One of the most attractive features that Middle East countries provide to companies looking to invest in this region is a high availability of cheap labor. Due to the high employment rate in the region a company that establishes itself in the Middle East would not have any problem recruiting workers since thousands of people would apply for jobs. Jordan in particular offers several advantages to companies. Jordan offers preferential tax treatment to companies that invest in certain industries. If a company invests in rural or remote areas of Jordan the government offers a 75% tax exemption for a ten year period. Companies that invest in the Amman region are eligible for a 25% tax exemption for a ten year period. The Jordan government offers new investors a duty free privilege on imported equipment. Jordan is a particularly attractive location for U. S. investors.

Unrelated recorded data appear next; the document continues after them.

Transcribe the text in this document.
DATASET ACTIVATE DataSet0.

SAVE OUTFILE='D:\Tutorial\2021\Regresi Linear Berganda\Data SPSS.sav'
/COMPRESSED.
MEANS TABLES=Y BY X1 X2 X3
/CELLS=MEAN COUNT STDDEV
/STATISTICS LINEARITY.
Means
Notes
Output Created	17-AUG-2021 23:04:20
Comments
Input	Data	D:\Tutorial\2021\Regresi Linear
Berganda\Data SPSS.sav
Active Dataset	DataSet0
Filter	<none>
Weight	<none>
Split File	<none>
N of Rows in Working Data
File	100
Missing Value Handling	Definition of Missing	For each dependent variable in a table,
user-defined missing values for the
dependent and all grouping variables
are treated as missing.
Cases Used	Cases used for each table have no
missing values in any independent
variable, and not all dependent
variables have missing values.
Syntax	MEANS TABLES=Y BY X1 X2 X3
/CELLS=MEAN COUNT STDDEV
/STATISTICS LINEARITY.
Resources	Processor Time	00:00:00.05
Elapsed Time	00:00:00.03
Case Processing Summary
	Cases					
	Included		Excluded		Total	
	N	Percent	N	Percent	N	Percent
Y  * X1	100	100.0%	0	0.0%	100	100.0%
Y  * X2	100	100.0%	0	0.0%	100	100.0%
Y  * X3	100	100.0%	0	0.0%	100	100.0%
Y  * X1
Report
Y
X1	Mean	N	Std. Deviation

The Jordan-U. S. Free Trade Agreement eliminated tariffs on some Jordanian goods exported to the United States. In order for this benefit to kick in the foreign company must locate their facilities in the Qualifying Industrial Zones (QIZ).
3.
Given the limited resources of the Investment Recruitment Office the organization should focus on marketing and looking for investors in the most attractive industries in Jordan. The top three industries in Jordan are textile, light manufacturing, and information technology. The textile industry should be exploited further by promoting the U. S.-Jordan Free Trade Agreement. Qualifying Industrial Zones would be attractive to Asian textile companies restricted from selling in the U. S market due to the imposition of quotas.
Work Cited Page
Bls. gov. 16 August 2011. “ International Labor Comparisons.” 25 September 2011.